Base analyzer class attached through Cerebro.addanalyzer.

on_bar

on_bar(bar: Any) -> None

Deprecated for Post Analyzers. Kept for Streaming Analyzers.

Cerebro

Main orchestrator for backtesting (Backtrader facade).

setcommission

setcommission(commission: float = 0.0, margin: float = 0.0, mult: float = 1.0, comminfo: Any = None, name: str | None = None) -> None

Set commission parameters or a custom CommInfo object.

plot

plot(*args: Any, **kwargs: Any) -> list[Any]
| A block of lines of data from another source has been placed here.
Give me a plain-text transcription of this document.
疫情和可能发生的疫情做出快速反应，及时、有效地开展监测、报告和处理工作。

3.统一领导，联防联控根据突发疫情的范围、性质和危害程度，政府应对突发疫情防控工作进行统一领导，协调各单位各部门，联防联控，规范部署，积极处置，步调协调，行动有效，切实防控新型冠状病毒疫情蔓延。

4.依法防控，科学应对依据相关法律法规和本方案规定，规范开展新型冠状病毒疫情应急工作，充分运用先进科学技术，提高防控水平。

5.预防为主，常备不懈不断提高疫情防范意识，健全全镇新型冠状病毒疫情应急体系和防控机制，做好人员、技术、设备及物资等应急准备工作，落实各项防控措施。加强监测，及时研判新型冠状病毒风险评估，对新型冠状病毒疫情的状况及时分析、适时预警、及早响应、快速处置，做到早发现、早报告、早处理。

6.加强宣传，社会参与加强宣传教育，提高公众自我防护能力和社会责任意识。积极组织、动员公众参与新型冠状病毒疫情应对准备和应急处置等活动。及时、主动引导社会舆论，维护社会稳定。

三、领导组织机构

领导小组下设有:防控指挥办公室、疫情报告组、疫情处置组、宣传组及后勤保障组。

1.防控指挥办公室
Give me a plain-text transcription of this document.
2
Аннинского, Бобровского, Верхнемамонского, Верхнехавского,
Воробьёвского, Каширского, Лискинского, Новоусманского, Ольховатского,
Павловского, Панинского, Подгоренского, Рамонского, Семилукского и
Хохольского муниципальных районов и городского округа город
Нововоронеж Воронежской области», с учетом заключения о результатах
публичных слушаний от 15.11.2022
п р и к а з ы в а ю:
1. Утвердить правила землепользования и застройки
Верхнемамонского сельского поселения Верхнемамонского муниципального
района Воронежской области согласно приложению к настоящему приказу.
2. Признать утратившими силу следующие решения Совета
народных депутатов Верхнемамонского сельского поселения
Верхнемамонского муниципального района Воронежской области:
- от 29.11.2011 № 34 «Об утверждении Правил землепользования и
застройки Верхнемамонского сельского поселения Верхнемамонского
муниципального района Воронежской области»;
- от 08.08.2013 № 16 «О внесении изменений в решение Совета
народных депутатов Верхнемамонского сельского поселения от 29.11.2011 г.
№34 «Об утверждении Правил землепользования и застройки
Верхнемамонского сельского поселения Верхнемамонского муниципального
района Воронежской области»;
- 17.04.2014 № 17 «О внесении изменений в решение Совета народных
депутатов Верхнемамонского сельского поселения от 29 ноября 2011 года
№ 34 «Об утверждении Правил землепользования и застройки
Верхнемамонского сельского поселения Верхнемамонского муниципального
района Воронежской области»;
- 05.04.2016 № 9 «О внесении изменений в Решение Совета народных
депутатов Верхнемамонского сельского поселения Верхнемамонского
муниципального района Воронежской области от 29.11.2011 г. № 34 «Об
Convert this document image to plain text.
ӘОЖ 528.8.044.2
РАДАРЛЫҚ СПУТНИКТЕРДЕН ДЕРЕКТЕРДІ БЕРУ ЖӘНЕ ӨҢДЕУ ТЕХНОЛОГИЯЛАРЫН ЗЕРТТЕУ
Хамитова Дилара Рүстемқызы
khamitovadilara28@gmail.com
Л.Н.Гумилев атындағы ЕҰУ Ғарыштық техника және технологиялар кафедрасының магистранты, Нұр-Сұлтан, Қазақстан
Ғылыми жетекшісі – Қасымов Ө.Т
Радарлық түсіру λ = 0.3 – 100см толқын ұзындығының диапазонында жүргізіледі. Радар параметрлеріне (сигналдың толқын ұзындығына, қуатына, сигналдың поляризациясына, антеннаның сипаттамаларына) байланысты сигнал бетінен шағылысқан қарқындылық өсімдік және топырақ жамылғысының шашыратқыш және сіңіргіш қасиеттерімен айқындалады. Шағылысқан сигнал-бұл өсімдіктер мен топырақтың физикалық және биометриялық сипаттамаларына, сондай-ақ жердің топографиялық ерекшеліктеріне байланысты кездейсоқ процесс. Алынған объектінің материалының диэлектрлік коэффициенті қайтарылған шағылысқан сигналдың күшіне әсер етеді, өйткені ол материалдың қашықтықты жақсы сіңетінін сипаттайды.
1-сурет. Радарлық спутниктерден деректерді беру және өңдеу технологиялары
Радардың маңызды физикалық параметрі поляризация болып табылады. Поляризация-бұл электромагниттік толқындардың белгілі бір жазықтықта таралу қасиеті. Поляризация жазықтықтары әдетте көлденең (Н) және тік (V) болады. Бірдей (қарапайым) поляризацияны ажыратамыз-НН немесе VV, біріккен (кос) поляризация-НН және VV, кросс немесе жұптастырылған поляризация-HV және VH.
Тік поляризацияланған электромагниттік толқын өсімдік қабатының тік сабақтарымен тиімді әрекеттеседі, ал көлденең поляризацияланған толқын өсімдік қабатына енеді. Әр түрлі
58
Return market replay charts for the most recent run.

report

report(path: str = 'report.html', benchmark: Any | None = None, sections: Any | None = None) -> Any

Write a Tradelearn report for the most recent run.

OptReturn

Lightweight optimization result returned by Cerebro.run(optreturn=True).

GridSearchResult dataclass

One grid-search run result.

Indicator

Base class for Engine custom indicators.

Built-in indicators are intentionally not exposed from tradelearn.engine. Use bt.pta / bt.talib / bt.tdx / bt.tv for built-in vector indicators, or subclass this class for strategy-specific custom indicators.

Observer

Minimal Backtrader observer base class.

Signal

Wraps any single-line indicator as a signal source.

SignalStrategy

Strategy subclass that auto-trades based on registered signals.

Signals are indicator lines whose current value (> 0 or < 0) drives entry/exit decisions. Users can still define next() for custom logic executed after signal processing.

Usage via cerebro.add_signal::

cerebro.add_signal(SIGNAL_LONG, MySignalIndicator, period=20)

Or directly inside __init__::

class MySigStrategy(SignalStrategy):
    def __init__(self):
        sma = bt.talib.SMA(self.data.close, period=20)
        sig = Signal(sma - self.data.close)
        self.signal_add(SIGNAL_LONGSHORT, sig)

Sizer

Backtrader-style Sizer with params support.

CommInfoBase

Base class for commission schemes.

DataFeed

Backtrader-style DataFeed with LineSeries magic.

LineSeries

to_series

to_series() -> pd.Series

Return the full line as a pandas Series for vector indicators.

get

get(ago: int = 0, size: int = 1) -> np.ndarray

Return a Backtrader-style trailing window ending at ago.

line.get(size=n) follows Backtrader's strategy helper semantics and returns a trailing window ending at the addressed cursor. Missing leading values are omitted.

wrap_indicator

wrap_indicator(values: Any, name: str | None = None) -> Any

Wrap vector indicator output back into Engine line objects.

Order dataclass

from_request classmethod

from_request(ref: int, request: OrderRequest, *, data: Any = None) -> Order

Create a backtest runtime order from a broker-neutral request.

to_fill

to_fill(*, qty: float, price: float, commission: float, ts: Timestamp | None = None, broker_oid: str | None = None) -> Fill

Emit a broker-neutral fill event for this backtest order.

Params

Backtrader-style parameter storage object.

Position dataclass

__call__

__call__(*args: Any, **kwargs: Any) -> Position

Return self so facade position objects can be used as position().

Strategy

Backtrader-compatible Strategy that maintains data context.

datetime property

datetime

Shortcut for self.data.datetime to match backtrader behavior.

history_panel

history_panel(lookback: int | None = None)

Return recent multi-data OHLCV bars as a timestamp/symbol panel.

grid_search(strategy: type[Strategy], data: DataFrame, param_grid: dict[str, list[Any]], *, mlflow: dict[str, Any] | None = None) -> list[GridSearchResult]

Run a simple strategy parameter grid with nested MLflow runs.

num2date

num2date(num)

Convert numeric timestamp back to datetime object.

date2num

date2num(dt)

Convert datetime object to numeric timestamp.